5. The antenna element according to any one of claims 1 to 4, wherein the filtering unit
(402) comprises one filtering module; or each filtering unit (402) comprises two or
more filtering modules, and the filtering modules comprised in each filtering unit
(402) are connected in parallel, or the filtering modules comprised in each filtering
unit (402) are connected in series.
6. The antenna element according to claim 5, wherein the filtering module comprises a
first metal piece (901) and a second metal piece (902);
the first metal piece (901) is printed on the second surface of the dielectric plate
(203), and the first metal piece (901) at least partially overlaps the signal transmission
unit (301) in space; and
the second metal piece (902) is disposed at a top end and/or a bottom end of the first
metal piece (901), the second metal piece (902) and the first metal piece (901) are
welded to each other, and the second metal piece (902) does not overlap the signal
transmission unit (301) in space.
7. The antenna element according to claim 6, wherein when the second metal piece (902)

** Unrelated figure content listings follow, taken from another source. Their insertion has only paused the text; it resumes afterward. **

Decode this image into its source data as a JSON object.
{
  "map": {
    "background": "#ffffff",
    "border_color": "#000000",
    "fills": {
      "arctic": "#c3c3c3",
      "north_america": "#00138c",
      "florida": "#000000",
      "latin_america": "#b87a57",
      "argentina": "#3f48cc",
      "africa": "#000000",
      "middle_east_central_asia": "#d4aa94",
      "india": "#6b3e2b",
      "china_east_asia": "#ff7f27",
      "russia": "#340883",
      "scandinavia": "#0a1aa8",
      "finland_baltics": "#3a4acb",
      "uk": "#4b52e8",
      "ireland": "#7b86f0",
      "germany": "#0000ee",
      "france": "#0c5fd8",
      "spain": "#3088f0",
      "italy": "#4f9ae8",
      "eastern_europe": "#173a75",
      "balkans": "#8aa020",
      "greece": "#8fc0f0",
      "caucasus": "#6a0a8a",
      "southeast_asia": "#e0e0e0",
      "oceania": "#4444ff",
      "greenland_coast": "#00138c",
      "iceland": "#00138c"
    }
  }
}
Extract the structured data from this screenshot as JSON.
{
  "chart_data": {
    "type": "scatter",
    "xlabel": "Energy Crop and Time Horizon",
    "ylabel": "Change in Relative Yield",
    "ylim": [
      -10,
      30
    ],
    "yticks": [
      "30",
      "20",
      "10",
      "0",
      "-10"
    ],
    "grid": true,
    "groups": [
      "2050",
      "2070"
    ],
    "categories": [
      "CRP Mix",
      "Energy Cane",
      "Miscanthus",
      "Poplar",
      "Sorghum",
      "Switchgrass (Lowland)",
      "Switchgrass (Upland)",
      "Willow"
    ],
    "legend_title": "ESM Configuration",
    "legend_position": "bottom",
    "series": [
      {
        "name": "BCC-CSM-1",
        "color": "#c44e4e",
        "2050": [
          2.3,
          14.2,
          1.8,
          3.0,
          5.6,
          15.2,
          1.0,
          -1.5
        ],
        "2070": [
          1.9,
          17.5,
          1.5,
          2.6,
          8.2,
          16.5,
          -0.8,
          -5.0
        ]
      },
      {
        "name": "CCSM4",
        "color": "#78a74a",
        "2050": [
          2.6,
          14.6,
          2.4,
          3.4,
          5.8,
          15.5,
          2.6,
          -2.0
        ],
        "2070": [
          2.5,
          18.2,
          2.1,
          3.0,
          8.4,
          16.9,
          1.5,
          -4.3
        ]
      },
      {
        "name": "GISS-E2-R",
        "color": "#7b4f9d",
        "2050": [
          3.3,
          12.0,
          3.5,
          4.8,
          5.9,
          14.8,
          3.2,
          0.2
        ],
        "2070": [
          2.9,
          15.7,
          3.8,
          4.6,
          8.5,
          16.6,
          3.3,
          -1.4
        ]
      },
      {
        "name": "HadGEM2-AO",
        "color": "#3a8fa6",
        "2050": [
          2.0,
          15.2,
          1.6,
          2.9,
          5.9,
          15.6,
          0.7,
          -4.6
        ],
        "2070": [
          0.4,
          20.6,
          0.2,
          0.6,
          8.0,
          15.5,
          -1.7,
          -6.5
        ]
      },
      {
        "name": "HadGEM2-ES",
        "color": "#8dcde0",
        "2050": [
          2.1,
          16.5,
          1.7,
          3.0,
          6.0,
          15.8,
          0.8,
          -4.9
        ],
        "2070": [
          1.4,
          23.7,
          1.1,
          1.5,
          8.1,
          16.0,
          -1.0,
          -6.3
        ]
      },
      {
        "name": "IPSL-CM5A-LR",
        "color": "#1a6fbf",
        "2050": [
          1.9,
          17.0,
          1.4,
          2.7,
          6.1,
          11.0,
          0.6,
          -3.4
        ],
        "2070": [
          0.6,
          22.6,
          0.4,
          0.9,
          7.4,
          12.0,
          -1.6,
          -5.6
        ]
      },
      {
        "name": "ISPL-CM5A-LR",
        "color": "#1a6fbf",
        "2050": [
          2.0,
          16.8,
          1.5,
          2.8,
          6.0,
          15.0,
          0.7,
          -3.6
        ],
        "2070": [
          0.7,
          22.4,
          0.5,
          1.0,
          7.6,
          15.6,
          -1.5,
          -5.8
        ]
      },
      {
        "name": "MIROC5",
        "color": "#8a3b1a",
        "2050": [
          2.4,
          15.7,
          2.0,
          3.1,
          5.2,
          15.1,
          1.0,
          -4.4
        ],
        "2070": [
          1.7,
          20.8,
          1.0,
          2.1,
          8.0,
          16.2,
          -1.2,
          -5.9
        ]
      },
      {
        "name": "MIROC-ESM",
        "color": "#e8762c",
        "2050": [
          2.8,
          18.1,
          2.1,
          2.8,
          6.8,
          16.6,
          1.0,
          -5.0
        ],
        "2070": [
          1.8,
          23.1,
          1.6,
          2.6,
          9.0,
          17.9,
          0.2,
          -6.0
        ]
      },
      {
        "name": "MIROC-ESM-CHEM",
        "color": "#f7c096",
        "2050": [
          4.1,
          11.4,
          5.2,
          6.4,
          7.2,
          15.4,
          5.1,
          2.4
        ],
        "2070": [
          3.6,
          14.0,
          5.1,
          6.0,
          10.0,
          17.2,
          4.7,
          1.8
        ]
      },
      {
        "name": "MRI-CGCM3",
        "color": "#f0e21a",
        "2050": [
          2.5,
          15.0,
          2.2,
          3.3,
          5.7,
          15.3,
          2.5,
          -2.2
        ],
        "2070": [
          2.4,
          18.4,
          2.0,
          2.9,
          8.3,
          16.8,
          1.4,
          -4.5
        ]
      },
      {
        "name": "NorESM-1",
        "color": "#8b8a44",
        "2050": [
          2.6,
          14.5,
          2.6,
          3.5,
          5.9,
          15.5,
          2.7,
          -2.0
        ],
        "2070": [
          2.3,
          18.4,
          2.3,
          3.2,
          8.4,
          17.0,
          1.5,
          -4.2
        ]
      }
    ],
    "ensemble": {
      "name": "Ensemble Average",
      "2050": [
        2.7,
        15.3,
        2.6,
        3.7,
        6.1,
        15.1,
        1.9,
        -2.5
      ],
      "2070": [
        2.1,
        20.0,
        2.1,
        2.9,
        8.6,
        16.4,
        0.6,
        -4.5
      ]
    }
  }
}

is disposed at the top end of the first metal piece (901), the radiating element (201),
the second metal piece (902), and the first metal piece (901) are successively disposed
from top to bottom; and
the filtering module is electrically connected to the radiating element (201), or
the filtering unit (402) is electrically connected to the top end of the signal transmission
unit (301).
8. The antenna element according to claim 6, wherein when the second metal piece (902)
is disposed at the bottom end of the first metal piece (901), the radiating element
(201), the first metal piece (901), and the second metal piece (902) are successively
disposed from top to bottom; and
the filtering module is electrically connected to the bottom end of the signal transmission
unit (301), or the filtering module is electrically connected to the fastening plate
(202).
9. The antenna element according to claim 6, wherein the filtering module comprises two
second metal pieces (902), and when the second metal pieces (902) are disposed at
the top end and the bottom end of the first metal piece (901), the radiating element
(201), one of the second metal pieces (902), the first metal piece (901), and the
other second metal piece (902) are successively disposed from top to bottom; and
the filtering module is electrically connected to the radiating element (201) and
the fastening plate (202) separately; or
the filtering module is electrically connected to the radiating element (201) and
the bottom end of the signal transmission unit (301) separately; or
the filtering module is electrically connected to the top end of the signal transmission
unit (301) and the bottom end of the signal transmission unit (301) separately; or
the filtering module is electrically connected to the top end of the signal transmission
unit (301) and the fastening plate (202) separately.
10. The antenna element according to claim 1, wherein
a length of each radiating element (201) is a quarter of a wavelength corresponding
to center frequency of a signal; and
a height of each dielectric plate (203) is a quarter of the wavelength corresponding
to the center frequency of the signal.
11. The antenna element according to claim 6, wherein a length of each of the first metal
piece (901) and the second metal piece (902) is between 0.1 time and once as long
as a wavelength corresponding to resonance frequency of the signal.